Timeline and Submission Details

As detailed in the timeline below, prospective contributors are requested to first submit an abstract of their proposed paper to the editors via email by the end of April. Accepted abstracts will be used to finalize a Special Issue Proposal for Medical Humanities by the end of May. The anticipated submission deadline for full papers is the end of July, though that timeline may shift depending on the journal’s response.

  • April 30, 2023: Abstract Submission Deadline. Please submit, as a single attachment (word doc or PDF), an abstract of up to 300 words along with a 100-150-word bio to the editors at making.modern.maternity@gmail.com.
  • May 15, 2023: Notification of decisions on Abstracts from special issue editors.
  • May 31, 2023: Special Issue Proposal Submitted to Medical Humanities.
  • *July 31, 2023: Anticipated Full Paper Submission Deadline. Authors of accepted abstracts will submit their original research articles to the Medical Humanities ScholarOne portal for peer-review. Notes and references should follow CMS guidelines. Exact deadline TBA, pending response from Medical Humanities.

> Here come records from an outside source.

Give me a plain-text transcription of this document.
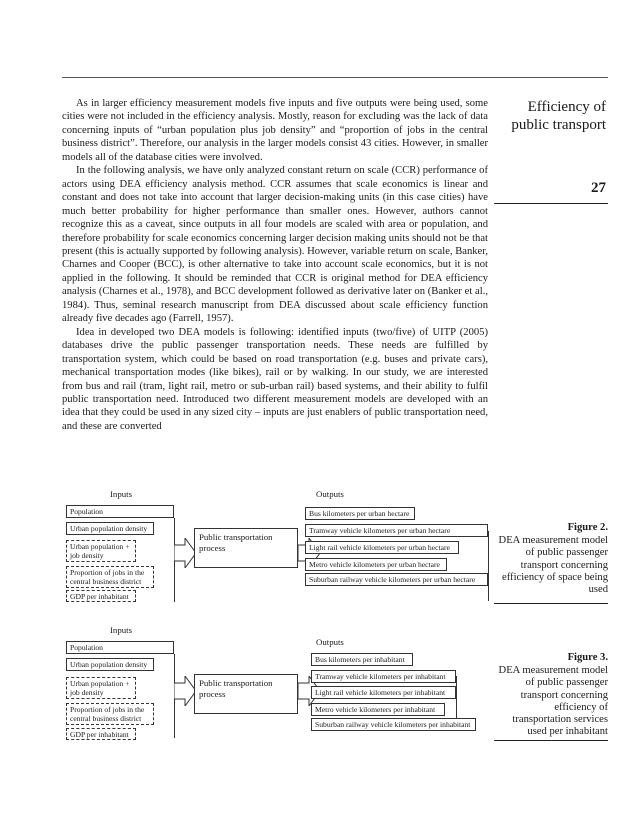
As in larger efficiency measurement models five inputs and five outputs were being used, some cities were not included in the efficiency analysis. Mostly, reason for excluding was the lack of data concerning inputs of “urban population plus job density” and “proportion of jobs in the central business district”. Therefore, our analysis in the larger models consist 43 cities. However, in smaller models all of the database cities were involved.

In the following analysis, we have only analyzed constant return on scale (CCR) performance of actors using DEA efficiency analysis method. CCR assumes that scale economics is linear and constant and does not take into account that larger decision-making units (in this case cities) have much better probability for higher performance than smaller ones. However, authors cannot recognize this as a caveat, since outputs in all four models are scaled with area or population, and therefore probability for scale economics concerning larger decision making units should not be that present (this is actually supported by following analysis). However, variable return on scale, Banker, Charnes and Cooper (BCC), is other alternative to take into account scale economics, but it is not applied in the following. It should be reminded that CCR is original method for DEA efficiency analysis (Charnes et al., 1978), and BCC development followed as derivative later on (Banker et al., 1984). Thus, seminal research manuscript from DEA discussed about scale efficiency function already five decades ago (Farrell, 1957).

Idea in developed two DEA models is following: identified inputs (two/five) of UITP (2005) databases drive the public passenger transportation needs. These needs are fulfilled by transportation system, which could be based on road transportation (e.g. buses and private cars), mechanical transportation modes (like bikes), rail or by walking. In our study, we are interested from bus and rail (tram, light rail, metro or sub-urban rail) based systems, and their ability to fulfil public transportation need. Introduced two different measurement models are developed with an idea that they could be used in any sized city – inputs are just enablers of public transportation need, and these are converted

Efficiency of public transport
27
Inputs	Outputs
Population
Urban population density
Urban population + job density
Proportion of jobs in the central business district
GDP per inhabitant
Public transportation process
Bus kilometers per urban hectare
Tramway vehicle kilometers per urban hectare
Light rail vehicle kilometers per urban hectare
Metro vehicle kilometers per urban hectare
Suburban railway vehicle kilometers per urban hectare
Figure 2.
DEA measurement model of public passenger transport concerning efficiency of space being used
Inputs
Outputs
Population
Urban population density
Urban population + job density
Proportion of jobs in the central business district
GDP per inhabitant
Public transportation process
Bus kilometers per inhabitant
Tramway vehicle kilometers per inhabitant
Light rail vehicle kilometers per inhabitant
Metro vehicle kilometers per inhabitant
Suburban railway vehicle kilometers per inhabitant
Figure 3.
DEA measurement model of public passenger transport concerning efficiency of transportation services used per inhabitant
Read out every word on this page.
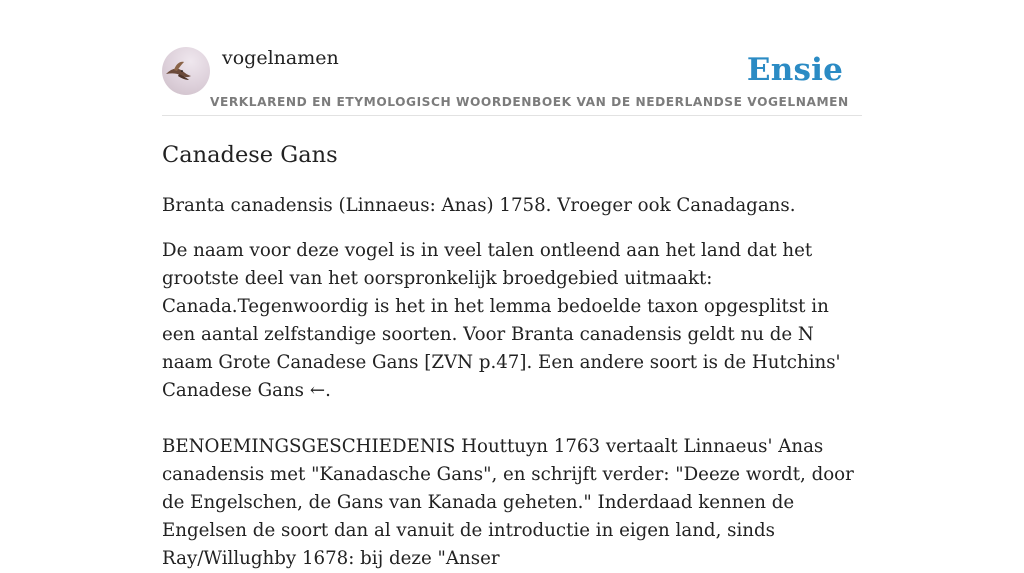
vogelnamen	Ensie
VERKLAREND EN ETYMOLOGISCH WOORDENBOEK VAN DE NEDERLANDSE VOGELNAMEN
Canadese Gans

Branta canadensis (Linnaeus: Anas) 1758. Vroeger ook Canadagans.

De naam voor deze vogel is in veel talen ontleend aan het land dat het grootste deel van het oorspronkelijk broedgebied uitmaakt: Canada.Tegenwoordig is het in het lemma bedoelde taxon opgesplitst in een aantal zelfstandige soorten. Voor Branta canadensis geldt nu de N naam Grote Canadese Gans [ZVN p.47]. Een andere soort is de Hutchins' Canadese Gans ←.

BENOEMINGSGESCHIEDENIS Houttuyn 1763 vertaalt Linnaeus' Anas canadensis met "Kanadasche Gans", en schrijft verder: "Deeze wordt, door de Engelschen, de Gans van Kanada geheten." Inderdaad kennen de Engelsen de soort dan al vanuit de introductie in eigen land, sinds Ray/Willughby 1678: bij deze "Anser
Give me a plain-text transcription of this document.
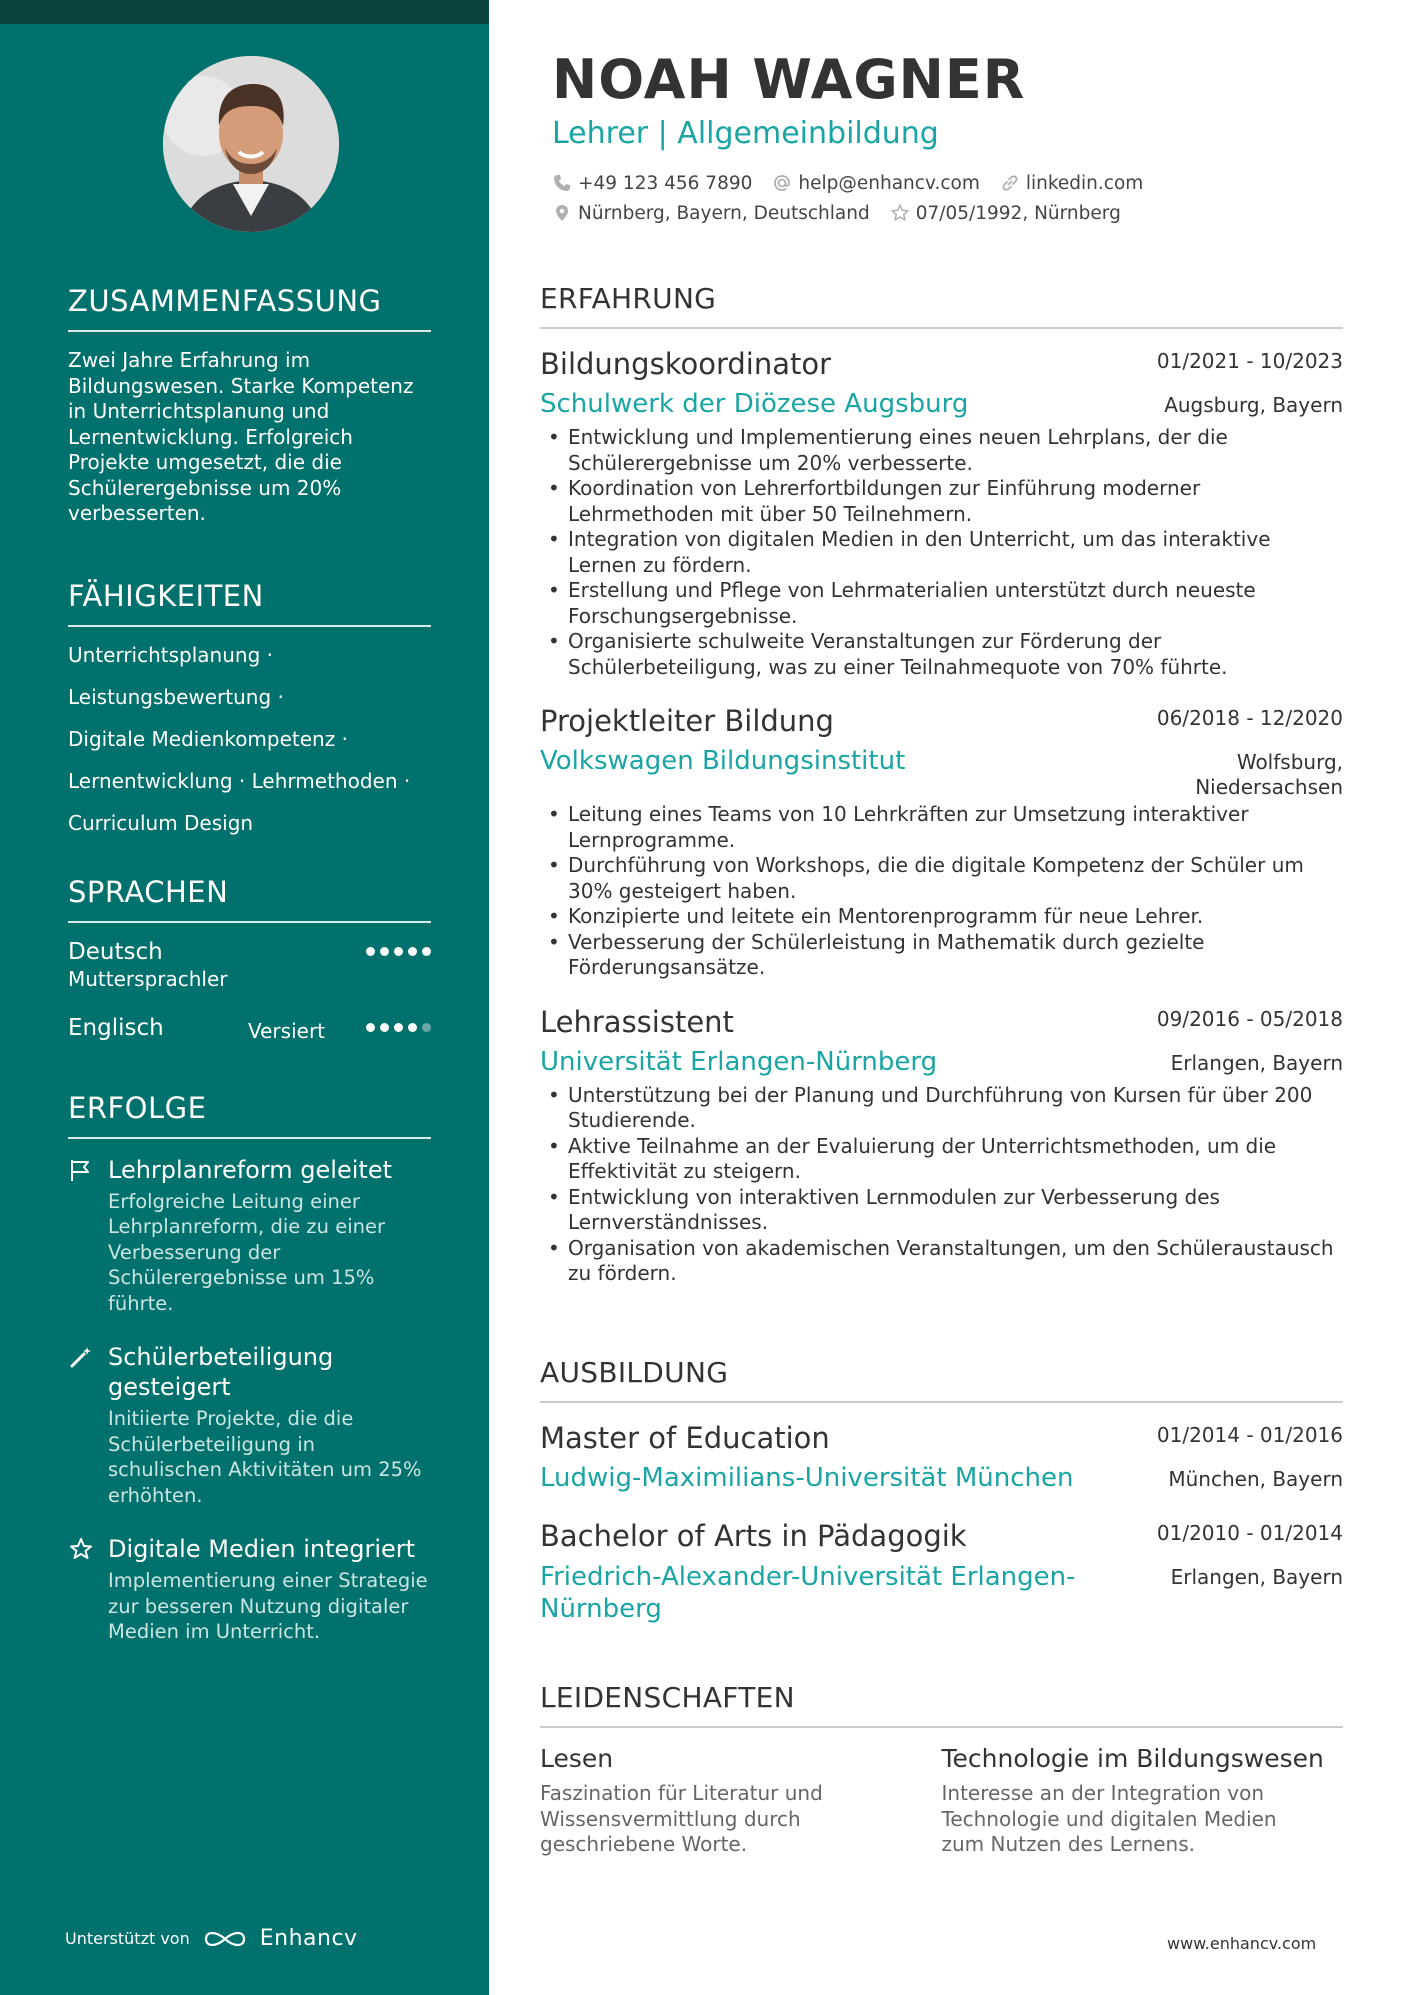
ZUSAMMENFASSUNG
Zwei Jahre Erfahrung im Bildungswesen. Starke Kompetenz in Unterrichtsplanung und Lernentwicklung. Erfolgreich Projekte umgesetzt, die die Schülerergebnisse um 20% verbesserten.
FÄHIGKEITEN
Unterrichtsplanung ·
Leistungsbewertung ·
Digitale Medienkompetenz ·
Lernentwicklung · Lehrmethoden ·
Curriculum Design
SPRACHEN
Deutsch
Muttersprachler
Englisch	Versiert
ERFOLGE
Lehrplanreform geleitet
Erfolgreiche Leitung einer Lehrplanreform, die zu einer Verbesserung der Schülerergebnisse um 15% führte.
Schülerbeteiligung gesteigert
Initiierte Projekte, die die Schülerbeteiligung in schulischen Aktivitäten um 25% erhöhten.
Digitale Medien integriert
Implementierung einer Strategie zur besseren Nutzung digitaler Medien im Unterricht.
Unterstützt von	Enhancv
NOAH WAGNER
Lehrer | Allgemeinbildung
+49 123 456 7890 help@enhancv.com linkedin.com
Nürnberg, Bayern, Deutschland 07/05/1992, Nürnberg
ERFAHRUNG
Bildungskoordinator	01/2021 - 10/2023
Schulwerk der Diözese Augsburg	Augsburg, Bayern
• Entwicklung und Implementierung eines neuen Lehrplans, der die Schülerergebnisse um 20% verbesserte.
• Koordination von Lehrerfortbildungen zur Einführung moderner Lehrmethoden mit über 50 Teilnehmern.
• Integration von digitalen Medien in den Unterricht, um das interaktive Lernen zu fördern.
• Erstellung und Pflege von Lehrmaterialien unterstützt durch neueste Forschungsergebnisse.
• Organisierte schulweite Veranstaltungen zur Förderung der Schülerbeteiligung, was zu einer Teilnahmequote von 70% führte.
Projektleiter Bildung	06/2018 - 12/2020
Volkswagen Bildungsinstitut	Wolfsburg, Niedersachsen
• Leitung eines Teams von 10 Lehrkräften zur Umsetzung interaktiver Lernprogramme.
• Durchführung von Workshops, die die digitale Kompetenz der Schüler um 30% gesteigert haben.
• Konzipierte und leitete ein Mentorenprogramm für neue Lehrer.
• Verbesserung der Schülerleistung in Mathematik durch gezielte Förderungsansätze.
Lehrassistent	09/2016 - 05/2018
Universität Erlangen-Nürnberg	Erlangen, Bayern
• Unterstützung bei der Planung und Durchführung von Kursen für über 200 Studierende.
• Aktive Teilnahme an der Evaluierung der Unterrichtsmethoden, um die Effektivität zu steigern.
• Entwicklung von interaktiven Lernmodulen zur Verbesserung des Lernverständnisses.
• Organisation von akademischen Veranstaltungen, um den Schüleraustausch zu fördern.
AUSBILDUNG
Master of Education	01/2014 - 01/2016
Ludwig-Maximilians-Universität München	München, Bayern
Bachelor of Arts in Pädagogik	01/2010 - 01/2014
Friedrich-Alexander-Universität Erlangen-Nürnberg
Erlangen, Bayern
LEIDENSCHAFTEN
Lesen
Faszination für Literatur und Wissensvermittlung durch geschriebene Worte.
Technologie im Bildungswesen
Interesse an der Integration von Technologie und digitalen Medien zum Nutzen des Lernens.
www.enhancv.com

Please reach out to the editors with any questions regarding the proposed special issue and/or potential submissions (making.modern.maternity@gmail.com).

 

Sincerely,

Whitney Wood (Canada Research Chair in the Historical Dimensions of Women’s Health, Vancouver Island University), Karen Weingarten (Associate Professor of English, Queens College, City University of New York), Heather Love (Assistant Professor of English, University of Waterloo), and Jerika Sanderson (PhD Candidate in English, University of Waterloo).